Supreme Court Chides Administrative State in Immigration Case

(RightWing.org) – In recent years, some justices on the US Supreme Court signaled they were concerned about the growing power of the administrative state as Congress wrote convoluted and lengthy laws. Some of the laws are so poorly written that the executive branch was given leeway to essentially re-write the law interpretively as regulations that fit the ideology of any given administration. Even courts struggle to understand Congress’ intent and are in a bind to decide a case.

On Thursday, April 29, the Supreme Court released a decision after it was forced to wrestle with a single word in a case involving the potential deportation of an illegal immigrant. The majority ruling said one word made the rules subjective for the government, but not the individual. In fact, the ruling could create a new standard not just for this case, but all cases that follow as the court starts considering cases involving the administrative state.

Government Ignores Its Own Rules

Since World War II, legislation signed into law comprised of four to six million words in each two-year term of Congress. Most bills are not stand-alone bills and generally have numerous provisions attached to them. For example, the current $2.3 trillion infrastructure bill includes social issues such as healthcare and education. It’s conceivable that a bill passed in 2021 contradicts a bill passed in 1951 due to the volume of legislation.

There are many reasons why bureaucrats may not follow specific rules. Sometimes it’s because a law is too vague or contradicts itself or another law. In other instances, it’s because it’s simply not convenient. That appears to be the case in the Supreme Court’s 6-3 ruling in Niz-Chavez v. Garland.

In summary, an illegal immigrant can avoid deportation if they’ve been in the US for at least 10 years — at the attorney general’s discretion. When an immigrant gets a “notice to appear” with information about a deportation hearing, the clock officially stops. However, Agusto Niz-Chavez was left confused after receiving numerous piecemeal notices over several months, with each providing different information.

The court ruled that the administrative state erred egregiously. The majority (Justice Gorsuch, wrote the opinion and was joined by Justices Barrett, Breyer, Kagan, Sotomayor, and Thomas with Chief Justice Roberts and Justices Kavanaugh and Alito dissenting) wrote that the law says “a” notice is required, not multiple notices.

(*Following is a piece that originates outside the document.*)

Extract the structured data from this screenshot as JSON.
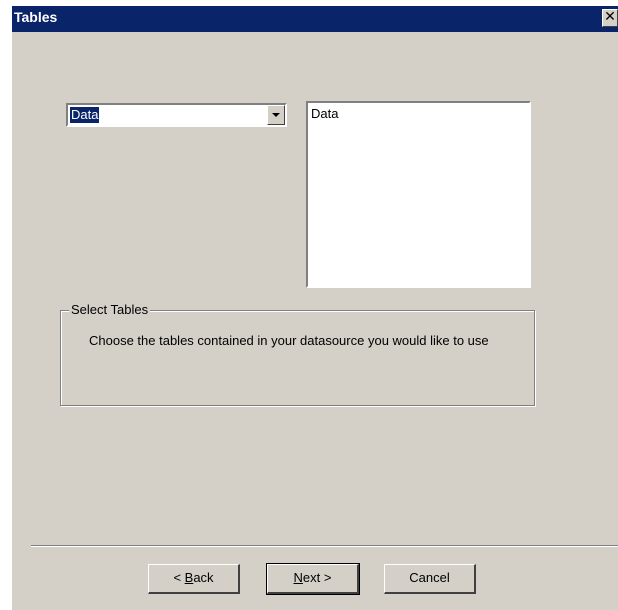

Therefore, Niz-Chavez should have received all the information needed at one time, and the justices halted his deportation.

Justices Chide Government Claims of Inconvenience

For its part, the government claimed it’s too inconvenient to prepare all the information in one document, and over time it can change. Justice Gorsuch wrote that the federal government could not claim this convenience as it amounts to a procedural advantage against an individual. It matters not if that individual is a citizen, legal or illegal person in the United States. He added that the government must provide a “reasonably comprehensive statement of the nature of the proceedings against him.”

Perhaps more to the point, Gorsuch added that the government couldn’t cry about administrative inconveniences, and self-serving regulations never “justify departing from the statute’s clear text.” He saved his strongest rebuke for last when he wrote that the administrative state wrongly allows itself latitude that it doesn’t offer to individuals. Some might call that hypocrisy.

Perhaps moving forward, the Supreme Court will hold Congress more accountable for the laws it writes, and the interpretation of the laws by the executive branch. Maybe, just maybe, checks and balances are being restored.